Le micro-noyau Mach (prononcer "mârr") a été conçu dans une optique de portabilité et de support multi-processeurs. Aujourd'hui, ces arguments ne sont plus d'actualité. Linus Torvalds a, en effet, démontré qu'il était parfaitement possible de gérer de manière performante une architecture multi-processeurs avec un noyau monolithique, tout en permettant une portabilité exemplaire. Fort heureusement, les motivations originelles des concepteurs de Mach apportent bien d'autres avantages, mais avant tout, voyons son histoire ...

Les racines de Mach proviennent d'un système développé par l'université de Carnegie Mellon (CMU) sous le nom de Accent. Ce dernier était très en avance au niveau conceptuel mais interdisait malheureusement toute compatibilité avec les Unix classiques de l'époque. Mach a donc été développé en reprenant des principes déjà présents dans Accent, mais avec deux nouveaux objectifs que nous avons cités plus haut : portabilité et gestion SMP. Mach est donc historiquement une fusion entre Accent et le noyau BSD 4.2. Au fil du développement de Mach, les composants de BSD étaient réimplémentés et remplacés par ceux de Mach. A la fin des années 80, Mach reprenait déjà une grande partie du code du noyau BSD, mais ce n'est qu'avec Mach 3 que ce code fut déplacé à l'extérieur du noyau. Tout le code Unix fut déplacé dans le mode utilisateur sous la forme de serveurs. Il était ainsi possible d'utiliser Mach 3 et des serveurs implémentant des systèmes comme Dos, MacOS, OS/2 ou encore HP-UX. Plus intéressant encore, il était possible de faire fonctionner de concert plusieurs serveurs et donc virtuellement plusieurs systèmes en même temps sur la même machine. Il ne s'agit pas là de théorie mais bel et bien de fait; vous trouverez sur http://www.cs.cmu.edu/afs/cs/project/mach/public/www/doc/publications.html toutes les documentations utiles répertoriant ces expérimentations.
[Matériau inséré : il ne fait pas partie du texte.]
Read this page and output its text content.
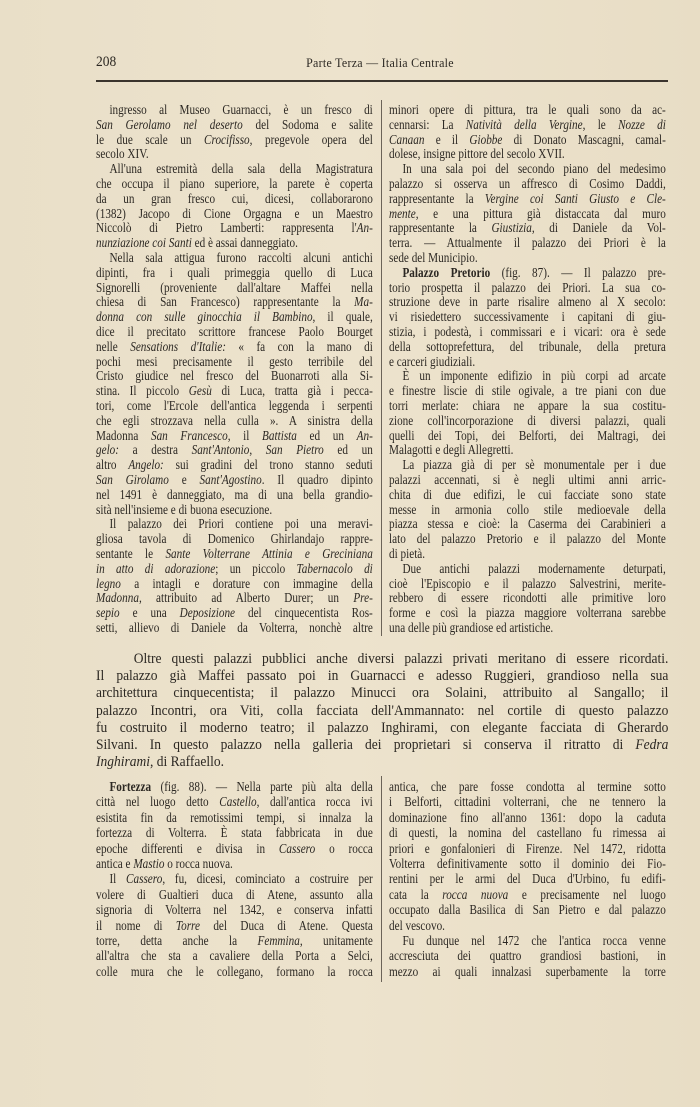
208	Parte Terza — Italia Centrale
ingresso al Museo Guarnacci, è un fresco di
San Gerolamo nel deserto del Sodoma e salite
le due scale un Crocifisso, pregevole opera del
secolo XIV.
All'una estremità della sala della Magistratura
che occupa il piano superiore, la parete è coperta
da un gran fresco cui, dicesi, collaborarono
(1382) Jacopo di Cione Orgagna e un Maestro
Niccolò di Pietro Lamberti: rappresenta l'An-
nunziazione coi Santi ed è assai danneggiato.
Nella sala attigua furono raccolti alcuni antichi
dipinti, fra i quali primeggia quello di Luca
Signorelli (proveniente dall'altare Maffei nella
chiesa di San Francesco) rappresentante la Ma-
donna con sulle ginocchia il Bambino, il quale,
dice il precitato scrittore francese Paolo Bourget
nelle Sensations d'Italie: « fa con la mano di
pochi mesi precisamente il gesto terribile del
Cristo giudice nel fresco del Buonarroti alla Si-
stina. Il piccolo Gesù di Luca, tratta già i pecca-
tori, come l'Ercole dell'antica leggenda i serpenti
che egli strozzava nella culla ». A sinistra della
Madonna San Francesco, il Battista ed un An-
gelo: a destra Sant'Antonio, San Pietro ed un
altro Angelo: sui gradini del trono stanno seduti
San Girolamo e Sant'Agostino. Il quadro dipinto
nel 1491 è danneggiato, ma di una bella grandio-
sità nell'insieme e di buona esecuzione.
Il palazzo dei Priori contiene poi una meravi-
gliosa tavola di Domenico Ghirlandajo rappre-
sentante le Sante Volterrane Attinia e Greciniana
in atto di adorazione; un piccolo Tabernacolo di
legno a intagli e dorature con immagine della
Madonna, attribuito ad Alberto Durer; un Pre-
sepio e una Deposizione del cinquecentista Ros-
setti, allievo di Daniele da Volterra, nonchè altre
minori opere di pittura, tra le quali sono da ac-
cennarsi: La Natività della Vergine, le Nozze di
Canaan e il Giobbe di Donato Mascagni, camal-
dolese, insigne pittore del secolo XVII.
In una sala poi del secondo piano del medesimo
palazzo si osserva un affresco di Cosimo Daddi,
rappresentante la Vergine coi Santi Giusto e Cle-
mente, e una pittura già distaccata dal muro
rappresentante la Giustizia, di Daniele da Vol-
terra. — Attualmente il palazzo dei Priori è la
sede del Municipio.
Palazzo Pretorio (fig. 87). — Il palazzo pre-
torio prospetta il palazzo dei Priori. La sua co-
struzione deve in parte risalire almeno al X secolo:
vi risiedettero successivamente i capitani di giu-
stizia, i podestà, i commissari e i vicari: ora è sede
della sottoprefettura, del tribunale, della pretura
e carceri giudiziali.
È un imponente edifizio in più corpi ad arcate
e finestre liscie di stile ogivale, a tre piani con due
torri merlate: chiara ne appare la sua costitu-
zione coll'incorporazione di diversi palazzi, quali
quelli dei Topi, dei Belforti, dei Maltragi, dei
Malagotti e degli Allegretti.
La piazza già di per sè monumentale per i due
palazzi accennati, si è negli ultimi anni arric-
chita di due edifizi, le cui facciate sono state
messe in armonia collo stile medioevale della
piazza stessa e cioè: la Caserma dei Carabinieri a
lato del palazzo Pretorio e il palazzo del Monte
di pietà.
Due antichi palazzi modernamente deturpati,
cioè l'Episcopio e il palazzo Salvestrini, merite-
rebbero di essere ricondotti alle primitive loro
forme e così la piazza maggiore volterrana sarebbe
una delle più grandiose ed artistiche.
Oltre questi palazzi pubblici anche diversi palazzi privati meritano di essere ricordati.
Il palazzo già Maffei passato poi in Guarnacci e adesso Ruggieri, grandioso nella sua
architettura cinquecentista; il palazzo Minucci ora Solaini, attribuito al Sangallo; il
palazzo Incontri, ora Viti, colla facciata dell'Ammannato: nel cortile di questo palazzo
fu costruito il moderno teatro; il palazzo Inghirami, con elegante facciata di Gherardo
Silvani. In questo palazzo nella galleria dei proprietari si conserva il ritratto di Fedra
Inghirami, di Raffaello.
Fortezza (fig. 88). — Nella parte più alta della
città nel luogo detto Castello, dall'antica rocca ivi
esistita fin da remotissimi tempi, si innalza la
fortezza di Volterra. È stata fabbricata in due
epoche differenti e divisa in Cassero o rocca
antica e Mastio o rocca nuova.
Il Cassero, fu, dicesi, cominciato a costruire per
volere di Gualtieri duca di Atene, assunto alla
signoria di Volterra nel 1342, e conserva infatti
il nome di Torre del Duca di Atene. Questa
torre, detta anche la Femmina, unitamente
all'altra che sta a cavaliere della Porta a Selci,
colle mura che le collegano, formano la rocca
antica, che pare fosse condotta al termine sotto
i Belforti, cittadini volterrani, che ne tennero la
dominazione fino all'anno 1361: dopo la caduta
di questi, la nomina del castellano fu rimessa ai
priori e gonfalonieri di Firenze. Nel 1472, ridotta
Volterra definitivamente sotto il dominio dei Fio-
rentini per le armi del Duca d'Urbino, fu edifi-
cata la rocca nuova e precisamente nel luogo
occupato dalla Basilica di San Pietro e dal palazzo
del vescovo.
Fu dunque nel 1472 che l'antica rocca venne
accresciuta dei quattro grandiosi bastioni, in
mezzo ai quali innalzasi superbamente la torre
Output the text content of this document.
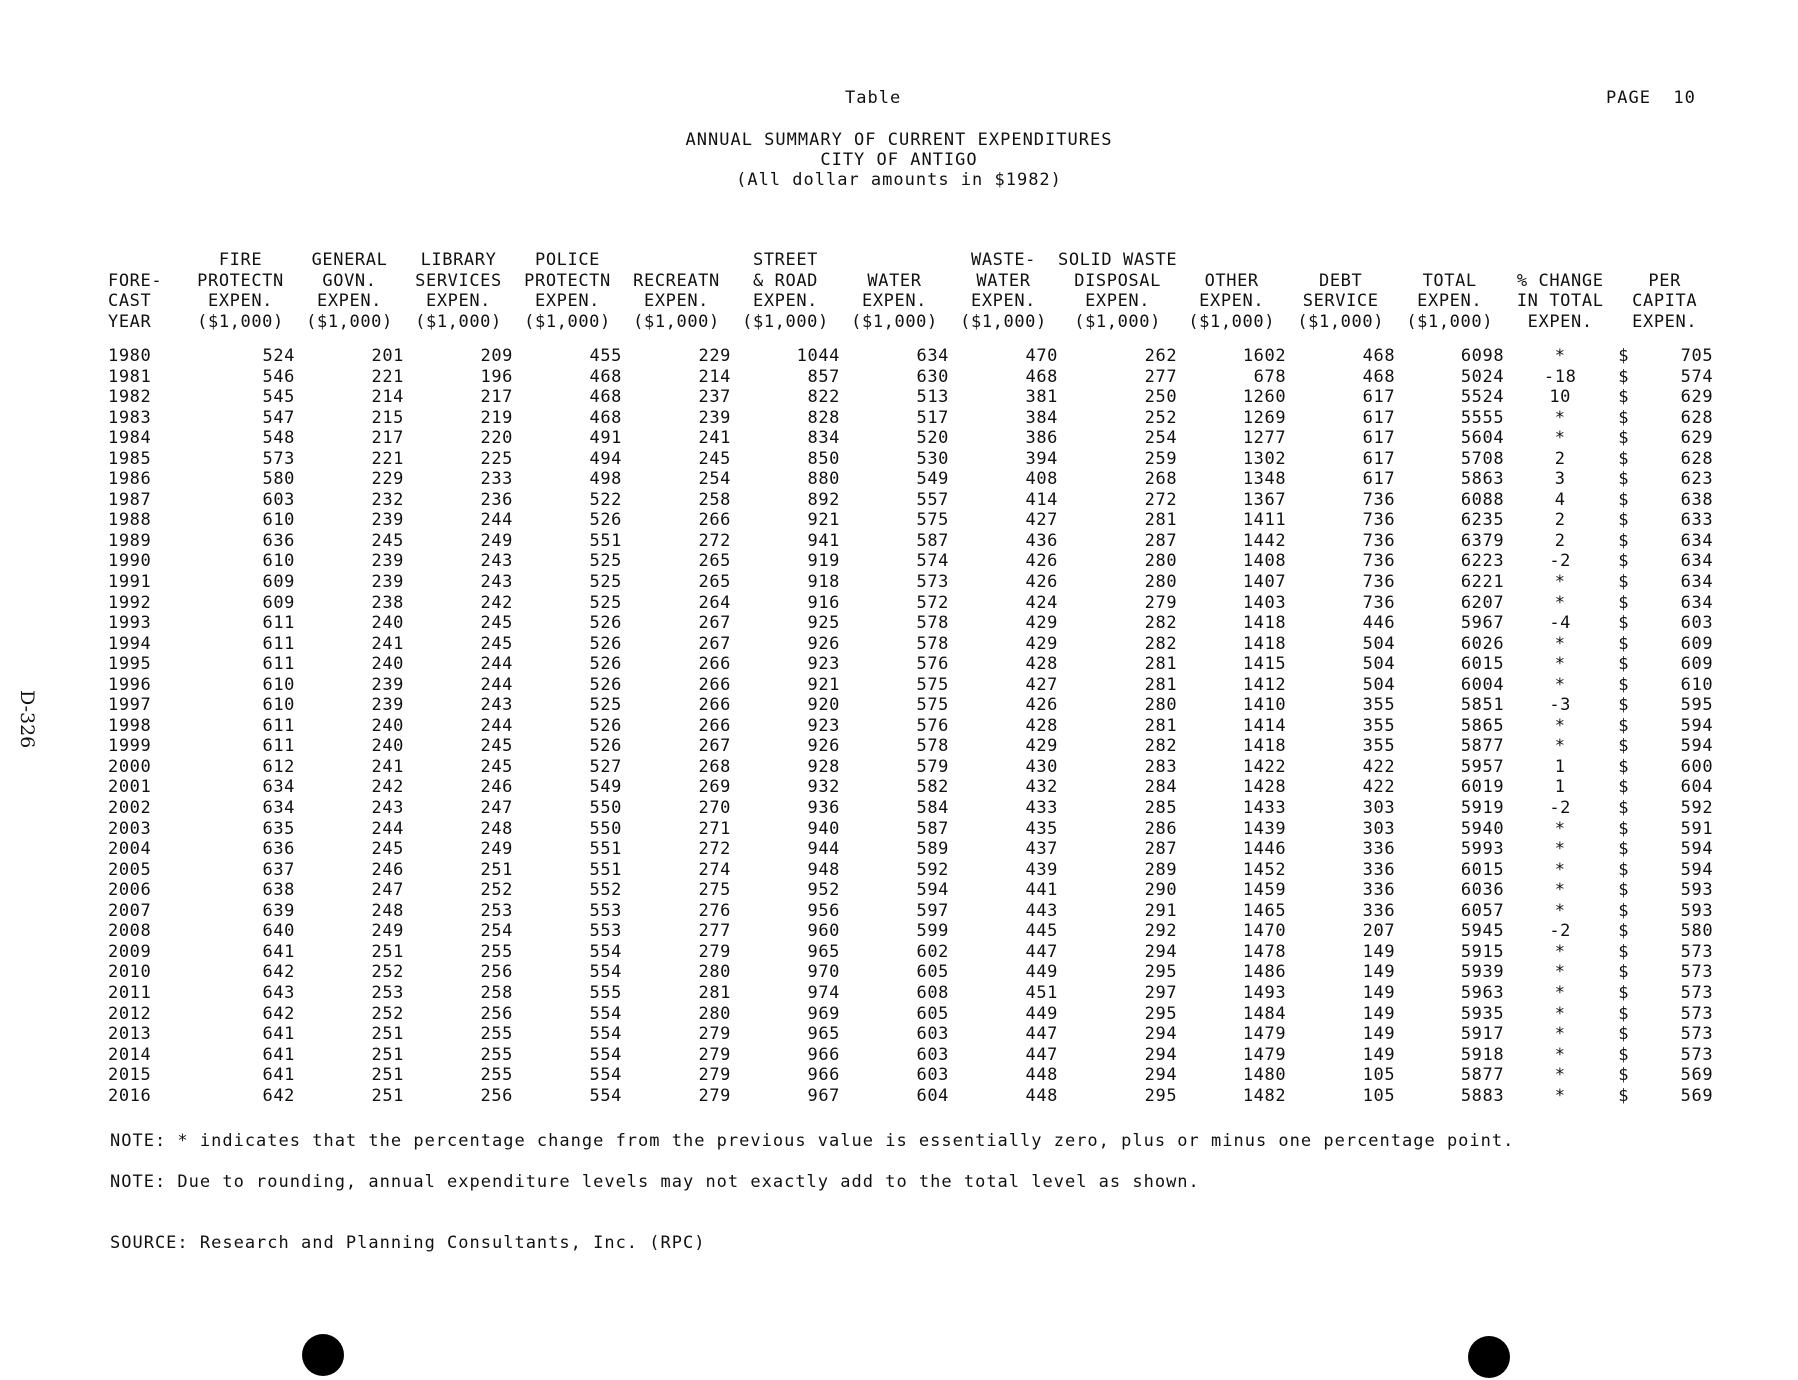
Table	PAGE  10
ANNUAL SUMMARY OF CURRENT EXPENDITURES
CITY OF ANTIGO
(All dollar amounts in $1982)
D-326
	FIRE	GENERAL	LIBRARY	POLICE		STREET		WASTE-	SOLID WASTE						
FORE-	PROTECTN	GOVN.	SERVICES	PROTECTN	RECREATN	& ROAD	WATER	WATER	DISPOSAL	OTHER	DEBT	TOTAL	% CHANGE	PER	
CAST	EXPEN.	EXPEN.	EXPEN.	EXPEN.	EXPEN.	EXPEN.	EXPEN.	EXPEN.	EXPEN.	EXPEN.	SERVICE	EXPEN.	IN TOTAL	CAPITA	
YEAR	($1,000)	($1,000)	($1,000)	($1,000)	($1,000)	($1,000)	($1,000)	($1,000)	($1,000)	($1,000)	($1,000)	($1,000)	EXPEN.	EXPEN.	
1980	524	201	209	455	229	1044	634	470	262	1602	468	6098	*	$	705
1981	546	221	196	468	214	857	630	468	277	678	468	5024	-18	$	574
1982	545	214	217	468	237	822	513	381	250	1260	617	5524	10	$	629
1983	547	215	219	468	239	828	517	384	252	1269	617	5555	*	$	628
1984	548	217	220	491	241	834	520	386	254	1277	617	5604	*	$	629
1985	573	221	225	494	245	850	530	394	259	1302	617	5708	2	$	628
1986	580	229	233	498	254	880	549	408	268	1348	617	5863	3	$	623
1987	603	232	236	522	258	892	557	414	272	1367	736	6088	4	$	638
1988	610	239	244	526	266	921	575	427	281	1411	736	6235	2	$	633
1989	636	245	249	551	272	941	587	436	287	1442	736	6379	2	$	634
1990	610	239	243	525	265	919	574	426	280	1408	736	6223	-2	$	634
1991	609	239	243	525	265	918	573	426	280	1407	736	6221	*	$	634
1992	609	238	242	525	264	916	572	424	279	1403	736	6207	*	$	634
1993	611	240	245	526	267	925	578	429	282	1418	446	5967	-4	$	603
1994	611	241	245	526	267	926	578	429	282	1418	504	6026	*	$	609
1995	611	240	244	526	266	923	576	428	281	1415	504	6015	*	$	609
1996	610	239	244	526	266	921	575	427	281	1412	504	6004	*	$	610
1997	610	239	243	525	266	920	575	426	280	1410	355	5851	-3	$	595
1998	611	240	244	526	266	923	576	428	281	1414	355	5865	*	$	594
1999	611	240	245	526	267	926	578	429	282	1418	355	5877	*	$	594
2000	612	241	245	527	268	928	579	430	283	1422	422	5957	1	$	600
2001	634	242	246	549	269	932	582	432	284	1428	422	6019	1	$	604
2002	634	243	247	550	270	936	584	433	285	1433	303	5919	-2	$	592
2003	635	244	248	550	271	940	587	435	286	1439	303	5940	*	$	591
2004	636	245	249	551	272	944	589	437	287	1446	336	5993	*	$	594
2005	637	246	251	551	274	948	592	439	289	1452	336	6015	*	$	594
2006	638	247	252	552	275	952	594	441	290	1459	336	6036	*	$	593
2007	639	248	253	553	276	956	597	443	291	1465	336	6057	*	$	593
2008	640	249	254	553	277	960	599	445	292	1470	207	5945	-2	$	580
2009	641	251	255	554	279	965	602	447	294	1478	149	5915	*	$	573
2010	642	252	256	554	280	970	605	449	295	1486	149	5939	*	$	573
2011	643	253	258	555	281	974	608	451	297	1493	149	5963	*	$	573
2012	642	252	256	554	280	969	605	449	295	1484	149	5935	*	$	573
2013	641	251	255	554	279	965	603	447	294	1479	149	5917	*	$	573
2014	641	251	255	554	279	966	603	447	294	1479	149	5918	*	$	573
2015	641	251	255	554	279	966	603	448	294	1480	105	5877	*	$	569
2016	642	251	256	554	279	967	604	448	295	1482	105	5883	*	$	569
NOTE: * indicates that the percentage change from the previous value is essentially zero, plus or minus one percentage point.
NOTE: Due to rounding, annual expenditure levels may not exactly add to the total level as shown.
SOURCE: Research and Planning Consultants, Inc. (RPC)
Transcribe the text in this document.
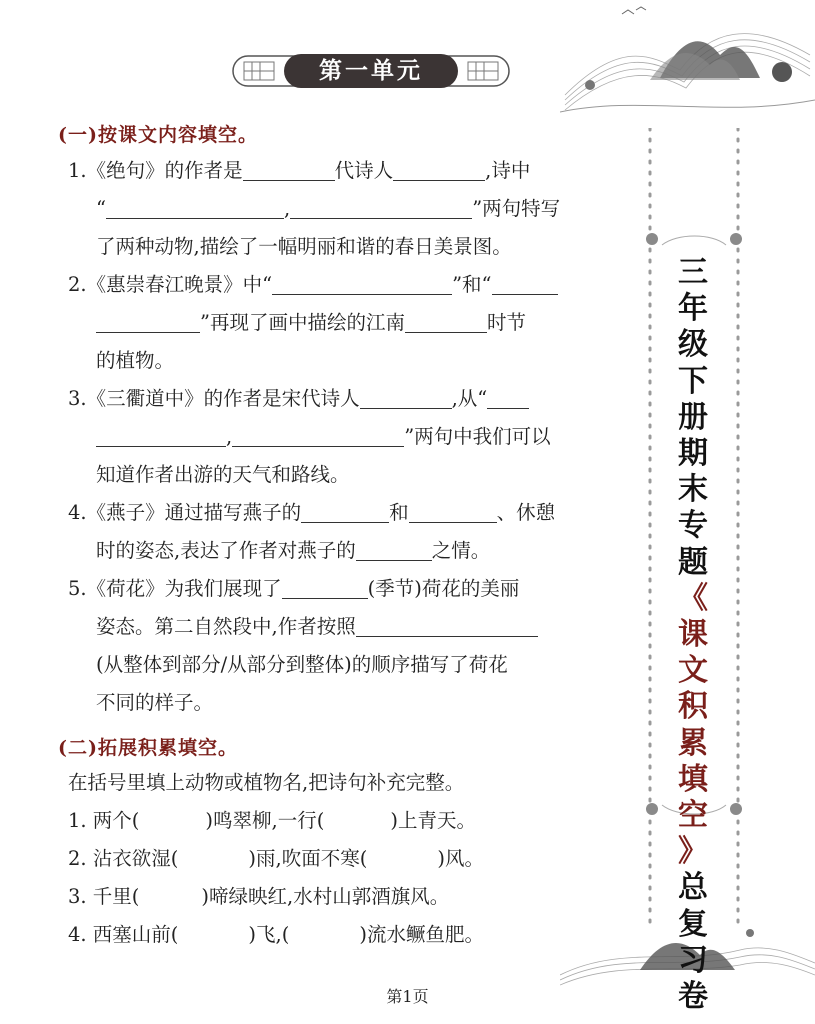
第一单元
三
年
级
下
册
期
末
专
题
《
课
文
积
累
填
空
》
总
复
习
卷
(一)按课文内容填空。
1.《绝句》的作者是	代诗人	,诗中
“	,	”两句特写
了两种动物,描绘了一幅明丽和谐的春日美景图。
2.《惠崇春江晚景》中“	”和“
”再现了画中描绘的江南	时节
的植物。
3.《三衢道中》的作者是宋代诗人	,从“
,	”两句中我们可以
知道作者出游的天气和路线。
4.《燕子》通过描写燕子的	和	、休憩
时的姿态,表达了作者对燕子的	之情。
5.《荷花》为我们展现了	(季节)荷花的美丽
姿态。第二自然段中,作者按照
(从整体到部分/从部分到整体)的顺序描写了荷花
不同的样子。
(二)拓展积累填空。
在括号里填上动物或植物名,把诗句补充完整。
1. 两个(	)鸣翠柳,一行(	)上青天。
2. 沾衣欲湿(	)雨,吹面不寒(	)风。
3. 千里(	)啼绿映红,水村山郭酒旗风。
4. 西塞山前(	)飞,(	)流水鳜鱼肥。
第1页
1989 fut l'année de la révélation pour Mach. L'Open Software Fondation (OSF) annonça l'utilisation de Mach comme base pour la création d'un nouveau système appelé OSF/1 (qui sortit en 90). Depuis, les concepts de Mach sont toujours d'actualité. En effet, Mach est également la base du système utilisé sur les stations NeXT, qui sont elles-mêmes l'une des sources d'inspiration de MacOS X. Il n'est donc pas étonnant de voir que Mach 3 et FreeBSD 3.2 forment la base de MacOS X (http://www.apple.com/macosx/server/features/architecture.html). Mach (GnuMach) est également le micro-noyau utilisé pour le système d'exploitation GNU/Hurd.

Principes

L'approche utilisée avec Mach est relativement différente de ce que l'on rencontre avec un Unix classique. Ainsi, par exemple, la notion de processus n'existe pas ou, du moins, pas dans le sens traditionnel. Les fonctionnalités offertes sont réduites au minimum. Mach ne fait pas grand chose mais il le fait très bien. Voyons comment est organisé ce système :

  • Une tâche est l'unité de ressource de base. Une tâche est composée d'au minimum un thread, de ports et d'un espace d'adresse protégé.
  • Les threads font toujours partie d'une tâche, il s'agit de l'unité d'exécution de base. Les threads d'une tâche partagent les ressources de cette dernière : les ports et l'espace mémoire. Nous l'avons dit plus haut, les processus n'existent pas avec Mach mais il paraît raisonnable d'associer ce concept à une tâche ne possédant qu'un seul thread.
  • Les ports sont les canaux de communication des tâches. Ceux-ci sont protégés par le noyau et permettent le passage de messages d'une tâche à l'autre.
  • Les droits sur les ports ou port right représentent la seule manière d'accéder à un port. Il existe trois types de droit : le droit d'émission permet au tenant de ce droit d'envoyer des messages au port en question, le droit de réception, qui permet de recevoir des messages en provenance du port associé et enfin, le droit d'émission unique qui permet d'envoyer un seul message (le droit est détruit après l'émission du message).
  • Les ports sets permettent de grouper les ports en une entité unique.
  • Les messages sont des données typées circulant entre deux entités. Un message est composé de plusieurs éléments dont son origine, sa destination et bien entendu le contenu du message. Pour faire le rapprochement avec ce que l'on peut trouver dans un Unix traditionnel, un message peut être considéré comme un signal évolué.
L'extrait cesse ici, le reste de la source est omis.